Nicolas de Clémanges (11),
né
vers 1360 au village de ce nom en Champagne, devint, en 1393,
recteur de l'université de Paris. Secrétaire de Benoît XIII en
Avignon,
il fut vite dégoûté par « le tumulte, l'ambition et les vices
de la plupart », et, après un séjour à Langres, il s'enferma
dans un couvent de Chartreux. Il s'y plongea dans l'étude de la Bible
(12)
et il y écrivit divers traités. Revenu à Paris en 1425, il y fait des
cours de théologie et d'éloquence au Collège de Navarre. Il expose des
vues ecclésiastiques identiques à celles de ses maîtres d'Ailly et
Gerson dans sa Discussion sur le Concile général, composée de trois
lettres écrites vers 1415. Au-dessus du pape, il place le concile,
subordonné lui-même à l'autorité des Écritures. Il doute que le
Saint-Esprit ait inspiré toutes les assemblées oecuméniques et il
affirme hardiment que l'Eglise n'est que là où est le Saint-Esprit.
Quant à la corruption du clergé, il la flétrit dans son traité sur les
Prélats simoniaques (13).
Nicolas de Cusa (14),
né en 1401 à Cues, près de Trèves,
devint docteur en droit à Padoue, puis il étudia
la théologie. En 1432, on le voit à Bâle, où il soutient la suprématie
des conciles. Dans son fameux ouvrage sur l'Unité catholique (De
Concordantià catholicà), paru en 1433, il déclare que Pierre n'a pas
reçu plus de pouvoirs que les autres apôtres et que la prétendue
Donation de Constantin est un faux, et il préconise la supériorité des
conciles et l'élection démocratique des évêques (a clero et populo).
Mais, quatre ans plus tard, il devint un chaud défenseur d'Eugène IV,
sous l'influence de Piccolomini et du cardinal Julien Cesarini, ancien
légat en Bohême.
Une heureuse négociation politique
lui valut la faveur de Nicolas V, qui le nomma cardinal et évêque de
Brixen (Brigue) en Tyrol. Déconsidéré par sa cupidité, il alla finir
ses jours à Todi, en Ombrie (1464).
Nicolas de Cusa fut un savant
encyclopédique, comme l'avait été Ubert le Grand. Il affirma la
rotation de la terre autour du soleil et l'unité de composition des
astres. Très libre à l'égard de la méthode scolastique, qu'il attaqua
dans son grand ouvrage La docte Ignorance (15),
il insistait sur l'impuissance de
la raison à trouver Dieu, et, disciple du grand mystique Eckart, il
réduisait la Rédemption à la théorie alexandrine du retour des
créatures au Créateur avec l'aide de la grâce (16).
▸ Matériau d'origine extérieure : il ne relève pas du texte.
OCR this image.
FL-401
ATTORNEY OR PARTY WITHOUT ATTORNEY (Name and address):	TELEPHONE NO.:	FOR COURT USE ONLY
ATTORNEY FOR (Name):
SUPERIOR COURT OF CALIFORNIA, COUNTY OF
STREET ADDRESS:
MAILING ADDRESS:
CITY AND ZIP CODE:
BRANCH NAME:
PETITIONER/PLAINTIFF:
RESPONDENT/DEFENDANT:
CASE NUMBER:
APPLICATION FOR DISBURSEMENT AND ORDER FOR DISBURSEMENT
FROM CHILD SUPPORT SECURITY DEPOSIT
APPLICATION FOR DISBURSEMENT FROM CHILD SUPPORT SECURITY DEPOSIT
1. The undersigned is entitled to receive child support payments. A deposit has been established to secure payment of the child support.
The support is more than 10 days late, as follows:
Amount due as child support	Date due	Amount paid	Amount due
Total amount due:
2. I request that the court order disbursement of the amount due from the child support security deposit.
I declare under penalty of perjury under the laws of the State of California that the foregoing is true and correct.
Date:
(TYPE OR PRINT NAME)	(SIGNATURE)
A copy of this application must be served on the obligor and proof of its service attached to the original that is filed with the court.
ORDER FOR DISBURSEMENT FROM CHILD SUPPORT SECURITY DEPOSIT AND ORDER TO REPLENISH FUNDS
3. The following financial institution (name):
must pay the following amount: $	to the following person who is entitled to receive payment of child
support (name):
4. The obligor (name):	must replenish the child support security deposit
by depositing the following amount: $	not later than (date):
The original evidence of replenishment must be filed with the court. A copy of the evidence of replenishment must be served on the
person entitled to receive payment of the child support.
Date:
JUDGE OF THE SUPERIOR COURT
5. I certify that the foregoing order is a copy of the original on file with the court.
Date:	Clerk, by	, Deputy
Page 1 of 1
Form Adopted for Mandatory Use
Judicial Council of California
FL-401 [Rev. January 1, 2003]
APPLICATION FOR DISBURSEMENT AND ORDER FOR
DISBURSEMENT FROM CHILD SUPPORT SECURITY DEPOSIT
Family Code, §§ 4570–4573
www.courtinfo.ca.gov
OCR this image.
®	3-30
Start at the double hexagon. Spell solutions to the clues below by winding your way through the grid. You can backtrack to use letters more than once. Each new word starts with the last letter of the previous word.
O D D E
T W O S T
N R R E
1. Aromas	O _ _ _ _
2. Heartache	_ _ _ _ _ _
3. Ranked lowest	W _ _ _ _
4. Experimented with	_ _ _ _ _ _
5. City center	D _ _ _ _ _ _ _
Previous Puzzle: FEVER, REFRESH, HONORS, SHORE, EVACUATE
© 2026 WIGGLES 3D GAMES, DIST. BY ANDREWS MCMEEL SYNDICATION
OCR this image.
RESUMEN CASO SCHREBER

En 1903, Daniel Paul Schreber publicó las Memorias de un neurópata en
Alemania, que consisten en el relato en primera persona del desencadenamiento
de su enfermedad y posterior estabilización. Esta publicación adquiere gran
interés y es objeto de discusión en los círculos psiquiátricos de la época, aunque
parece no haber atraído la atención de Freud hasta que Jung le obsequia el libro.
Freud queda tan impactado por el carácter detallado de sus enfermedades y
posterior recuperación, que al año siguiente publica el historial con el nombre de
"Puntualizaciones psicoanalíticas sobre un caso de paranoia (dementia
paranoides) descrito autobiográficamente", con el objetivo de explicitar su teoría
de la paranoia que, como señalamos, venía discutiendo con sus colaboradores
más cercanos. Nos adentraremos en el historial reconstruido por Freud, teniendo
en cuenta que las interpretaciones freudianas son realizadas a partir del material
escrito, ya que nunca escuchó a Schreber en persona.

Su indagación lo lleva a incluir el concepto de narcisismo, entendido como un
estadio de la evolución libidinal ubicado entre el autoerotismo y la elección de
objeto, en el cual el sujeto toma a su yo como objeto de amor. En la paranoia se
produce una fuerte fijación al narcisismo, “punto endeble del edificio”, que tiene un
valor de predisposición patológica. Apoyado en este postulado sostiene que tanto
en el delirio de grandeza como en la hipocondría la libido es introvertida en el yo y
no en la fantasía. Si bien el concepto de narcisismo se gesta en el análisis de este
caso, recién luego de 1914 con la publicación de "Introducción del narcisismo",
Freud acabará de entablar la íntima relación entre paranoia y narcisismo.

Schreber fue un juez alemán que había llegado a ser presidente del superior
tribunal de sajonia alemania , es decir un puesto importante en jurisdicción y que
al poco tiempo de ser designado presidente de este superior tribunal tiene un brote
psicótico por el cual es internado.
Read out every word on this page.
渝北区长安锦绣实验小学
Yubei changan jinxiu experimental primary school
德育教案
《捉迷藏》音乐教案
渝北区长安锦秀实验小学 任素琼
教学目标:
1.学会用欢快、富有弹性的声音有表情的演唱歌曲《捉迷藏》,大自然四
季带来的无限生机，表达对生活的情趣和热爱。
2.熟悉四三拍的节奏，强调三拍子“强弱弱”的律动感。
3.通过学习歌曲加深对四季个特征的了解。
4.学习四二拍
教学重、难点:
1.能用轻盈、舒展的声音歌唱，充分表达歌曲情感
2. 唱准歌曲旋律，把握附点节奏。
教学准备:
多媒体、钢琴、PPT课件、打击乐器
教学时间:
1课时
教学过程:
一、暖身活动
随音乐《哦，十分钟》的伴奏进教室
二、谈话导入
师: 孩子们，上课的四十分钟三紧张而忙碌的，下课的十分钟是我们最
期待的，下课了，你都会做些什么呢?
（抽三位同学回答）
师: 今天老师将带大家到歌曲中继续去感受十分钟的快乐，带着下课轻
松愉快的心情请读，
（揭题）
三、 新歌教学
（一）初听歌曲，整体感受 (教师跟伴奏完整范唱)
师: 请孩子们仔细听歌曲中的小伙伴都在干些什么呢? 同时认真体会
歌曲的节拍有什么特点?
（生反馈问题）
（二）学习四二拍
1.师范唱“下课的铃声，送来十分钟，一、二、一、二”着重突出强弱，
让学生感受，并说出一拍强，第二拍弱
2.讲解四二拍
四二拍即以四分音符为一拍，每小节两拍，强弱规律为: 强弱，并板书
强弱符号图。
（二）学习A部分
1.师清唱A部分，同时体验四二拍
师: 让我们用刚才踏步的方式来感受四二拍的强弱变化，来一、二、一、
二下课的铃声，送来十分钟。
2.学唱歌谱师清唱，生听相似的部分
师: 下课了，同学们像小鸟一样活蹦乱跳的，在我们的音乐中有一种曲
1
Pacifique et conciliant, il
blâmait les rigueurs du concile de Constance et les expéditions
papales
contre les Hussites, qu'il tâcha de ramener par des lettres et des
traités. À Salzbourg et ailleurs, il fit des réformes dans des
couvents, et à Magdebourg il condamna le trafic des indulgences, mais,
par une nouvelle volte-face, il favorisa leur vente à l'occasion du
Jubilé de 1450.
À côté des discussions arides de la Scolastique et
loin des troubles causés par le Schisme papal, se développa
sur
les bords du Rhin, surtout à Strasbourg et à Cologne, un mysticisme
spéculatif (17)
qui cherchait l'union avec Dieu dans l'expérience directe, préparée
par
le détachement du monde (abgeschiedenheit), la conversion, la prière
et
l'amour. L'originalité des mystiques allemands a consisté, selon la
remarque de Harnack, non dans la force de leur pensée, mais dans la
fraîcheur de leur piété. Elle était biblique, trempée aux sources du
Nouveau Testament. Elle était évangélique, mettant à la place du
sacerdoce et des sacrements le Christ lui-même, médiateur entre l'âme
et Dieu et accessible à tous. Elle était morale, complétant de hautes
expériences religieuses par la vie pure, le soin des malades et la
création d'écoles, sans dégénérer en ascétisme (sauf pour Suso). Elle
était laïque, s'adressant à tous en langue vulgaire. « Ils
sont, dit Schaff, parmi les véritables maîtres les plus anciens de la
prose allemande et hollandaise ». Ajoutons qu'ils ont, à
certains égards, préparé la Réformation.
Maître Eckart (1260-1327) est le
premier en date de ce groupe de mystiques et le premier théologien qui
ait écrit en allemand (18). Ses
qualités spéculatives
lui ont valu, de la part de Hegel, le titre de « père de la
philosophie allemande ». On admire la fraîcheur de sa pensée,
l'élan de sa piété et l'élégance de son style (19).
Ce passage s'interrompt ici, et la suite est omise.